Taxes, NAR, and the DOJ

There's been a lot of discussion about how the DOJ is mishandling this lawsuit, with critics pointing to government ineptitude. The claim is that the supposed "transparency" achieved by decoupling commission from the MLS has only complicated matters and highlights yet another case of misguided government intervention. 

However, I think it’s the industry that’s mistaken. 

Many agents and industry leaders criticize the NAR, claiming it failed to protect their interests and commissions, which I believe is short-sighted. The NAR is a powerful lobbying force, defending homeownership benefits like the mortgage interest deduction, capital gains exclusion on primary residences, and more. 

Why would the federal government want their hands on those tax benefits? The current debt to GDP ratio is somewhere between 97-100% and is expected to reach 116% in just a few short months. 

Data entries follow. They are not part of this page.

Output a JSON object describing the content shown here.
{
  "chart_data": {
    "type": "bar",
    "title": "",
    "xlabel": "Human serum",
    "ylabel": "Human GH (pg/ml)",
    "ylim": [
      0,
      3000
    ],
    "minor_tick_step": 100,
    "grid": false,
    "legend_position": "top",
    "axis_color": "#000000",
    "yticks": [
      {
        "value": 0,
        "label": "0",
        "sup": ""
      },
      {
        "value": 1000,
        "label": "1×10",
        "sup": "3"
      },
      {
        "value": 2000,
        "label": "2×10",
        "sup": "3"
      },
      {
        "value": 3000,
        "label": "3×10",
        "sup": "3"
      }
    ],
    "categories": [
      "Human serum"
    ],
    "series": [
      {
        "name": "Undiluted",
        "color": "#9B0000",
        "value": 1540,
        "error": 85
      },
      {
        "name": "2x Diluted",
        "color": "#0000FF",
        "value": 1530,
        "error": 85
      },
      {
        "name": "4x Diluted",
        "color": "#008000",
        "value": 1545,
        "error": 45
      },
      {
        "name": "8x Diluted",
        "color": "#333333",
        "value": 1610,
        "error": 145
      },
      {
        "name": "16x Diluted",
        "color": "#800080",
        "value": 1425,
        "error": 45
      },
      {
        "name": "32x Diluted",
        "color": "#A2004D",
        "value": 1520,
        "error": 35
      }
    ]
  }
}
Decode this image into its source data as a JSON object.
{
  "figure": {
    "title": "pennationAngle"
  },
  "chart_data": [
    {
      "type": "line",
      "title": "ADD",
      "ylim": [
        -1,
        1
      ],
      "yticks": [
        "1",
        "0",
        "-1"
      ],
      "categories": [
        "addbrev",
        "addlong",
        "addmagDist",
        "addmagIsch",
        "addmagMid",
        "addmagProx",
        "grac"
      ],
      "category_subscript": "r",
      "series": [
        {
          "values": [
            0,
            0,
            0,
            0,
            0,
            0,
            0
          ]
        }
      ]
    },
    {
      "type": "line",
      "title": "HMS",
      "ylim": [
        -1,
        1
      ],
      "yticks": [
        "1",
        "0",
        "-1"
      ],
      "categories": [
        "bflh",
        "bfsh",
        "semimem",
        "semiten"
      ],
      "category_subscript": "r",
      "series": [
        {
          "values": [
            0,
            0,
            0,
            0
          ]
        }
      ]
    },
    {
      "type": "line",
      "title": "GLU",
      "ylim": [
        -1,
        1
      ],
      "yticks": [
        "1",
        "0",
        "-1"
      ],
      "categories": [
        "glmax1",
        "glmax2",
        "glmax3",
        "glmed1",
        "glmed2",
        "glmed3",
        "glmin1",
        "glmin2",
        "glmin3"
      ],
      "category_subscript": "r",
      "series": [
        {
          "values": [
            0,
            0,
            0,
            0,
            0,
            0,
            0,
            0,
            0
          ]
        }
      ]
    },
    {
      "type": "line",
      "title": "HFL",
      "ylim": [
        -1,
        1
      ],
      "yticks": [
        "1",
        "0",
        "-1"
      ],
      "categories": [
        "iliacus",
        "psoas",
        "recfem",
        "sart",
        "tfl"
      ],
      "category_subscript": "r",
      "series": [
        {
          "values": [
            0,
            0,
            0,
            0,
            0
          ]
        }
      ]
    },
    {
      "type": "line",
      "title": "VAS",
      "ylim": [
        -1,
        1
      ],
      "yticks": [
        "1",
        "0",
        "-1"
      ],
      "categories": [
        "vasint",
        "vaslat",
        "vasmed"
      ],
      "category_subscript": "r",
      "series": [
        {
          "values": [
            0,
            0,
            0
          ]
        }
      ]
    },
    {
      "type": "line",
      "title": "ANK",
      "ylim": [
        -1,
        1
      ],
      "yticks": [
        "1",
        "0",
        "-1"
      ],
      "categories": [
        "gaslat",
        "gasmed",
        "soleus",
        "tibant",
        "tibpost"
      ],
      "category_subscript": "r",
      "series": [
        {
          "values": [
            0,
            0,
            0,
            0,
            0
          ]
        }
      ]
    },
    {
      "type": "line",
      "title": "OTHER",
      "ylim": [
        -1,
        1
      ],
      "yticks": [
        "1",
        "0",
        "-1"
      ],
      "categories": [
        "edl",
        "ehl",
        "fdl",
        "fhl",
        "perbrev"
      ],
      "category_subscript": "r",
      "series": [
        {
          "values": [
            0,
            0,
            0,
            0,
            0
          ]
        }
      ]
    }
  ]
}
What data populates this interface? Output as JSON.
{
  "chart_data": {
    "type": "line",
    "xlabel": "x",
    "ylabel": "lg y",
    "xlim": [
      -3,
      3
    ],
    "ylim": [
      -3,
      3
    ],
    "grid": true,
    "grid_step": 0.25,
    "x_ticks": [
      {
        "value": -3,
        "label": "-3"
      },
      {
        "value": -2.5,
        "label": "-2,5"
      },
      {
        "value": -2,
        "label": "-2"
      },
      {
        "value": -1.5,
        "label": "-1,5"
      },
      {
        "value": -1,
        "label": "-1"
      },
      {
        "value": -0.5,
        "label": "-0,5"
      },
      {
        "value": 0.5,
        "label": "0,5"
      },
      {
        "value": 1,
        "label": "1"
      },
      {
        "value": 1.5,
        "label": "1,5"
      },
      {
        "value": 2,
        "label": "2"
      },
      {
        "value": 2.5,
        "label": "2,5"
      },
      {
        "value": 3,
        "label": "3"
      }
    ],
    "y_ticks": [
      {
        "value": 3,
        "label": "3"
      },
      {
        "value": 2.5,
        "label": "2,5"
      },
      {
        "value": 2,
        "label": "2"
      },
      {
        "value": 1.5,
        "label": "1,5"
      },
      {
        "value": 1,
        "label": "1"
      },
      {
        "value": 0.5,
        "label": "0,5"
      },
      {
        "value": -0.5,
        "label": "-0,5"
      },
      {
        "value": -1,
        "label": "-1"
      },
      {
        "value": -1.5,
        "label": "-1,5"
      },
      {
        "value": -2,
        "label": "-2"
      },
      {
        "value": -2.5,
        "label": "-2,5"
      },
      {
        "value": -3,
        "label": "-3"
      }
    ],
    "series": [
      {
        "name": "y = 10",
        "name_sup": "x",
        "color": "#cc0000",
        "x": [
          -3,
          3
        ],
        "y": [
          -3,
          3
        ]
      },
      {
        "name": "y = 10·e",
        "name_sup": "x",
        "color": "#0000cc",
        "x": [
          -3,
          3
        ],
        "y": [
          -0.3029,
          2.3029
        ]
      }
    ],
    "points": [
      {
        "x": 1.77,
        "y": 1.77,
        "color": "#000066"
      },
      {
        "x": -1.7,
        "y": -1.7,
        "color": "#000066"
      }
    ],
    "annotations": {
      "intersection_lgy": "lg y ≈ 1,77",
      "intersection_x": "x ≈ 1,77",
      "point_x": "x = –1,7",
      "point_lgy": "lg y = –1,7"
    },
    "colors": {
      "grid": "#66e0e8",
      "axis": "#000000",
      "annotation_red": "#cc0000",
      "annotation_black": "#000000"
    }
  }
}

With the 2025 Tax Cuts and Jobs Act set to expire, the NAR's role becomes even more crucial. The expiration could significantly boost federal tax revenues by increasing individual taxes by roughly 10%, primarily through higher rates and lower deductions.

A strong NAR is essential to preserve these benefits, preventing the federal government from raising taxes by up to $5 trillion over the next 5-10 years. 

This isn’t about government oversight gone awry; it’s a strategic move to access trillions of tax dollars, driven by a government in debt and over budget.

Connecting Change to the Consumer

The real issue is that industry leaders are too focused on protecting buyer's agent commissions, missing the broader picture. It’s not the federal government that's inept; it’s an industry lacking self-awareness and struggling to protect its relevance.

The NAR could have managed this situation better, but the real failure lies with industry leaders who are distracted by minor issues while overlooking significant ones. 

Consider the broader implications beyond articulating value to a buyer before showing homes. 

Most importantly, prioritize the consumer before your commission. 

If you're a homeowner, discuss these points with your Realtor or real estate agent. 

Share this viewpoint and encourage them to dig deeper.

I highly recommend staying away from statements of absolute certainty in a changing economy and industry like Ricky posted today on his social media. 

If you really care about something, you’ll dig deeper than headlines and bullet points on social media.

Saying you’ll “never” or “always” do something in the face of historical industry pressures may be great to get clicks and follows, but it is also a surefire way to disappoint clients in the future who are already looking for more reasons to replace the average buyer’s agent with an app on their phone.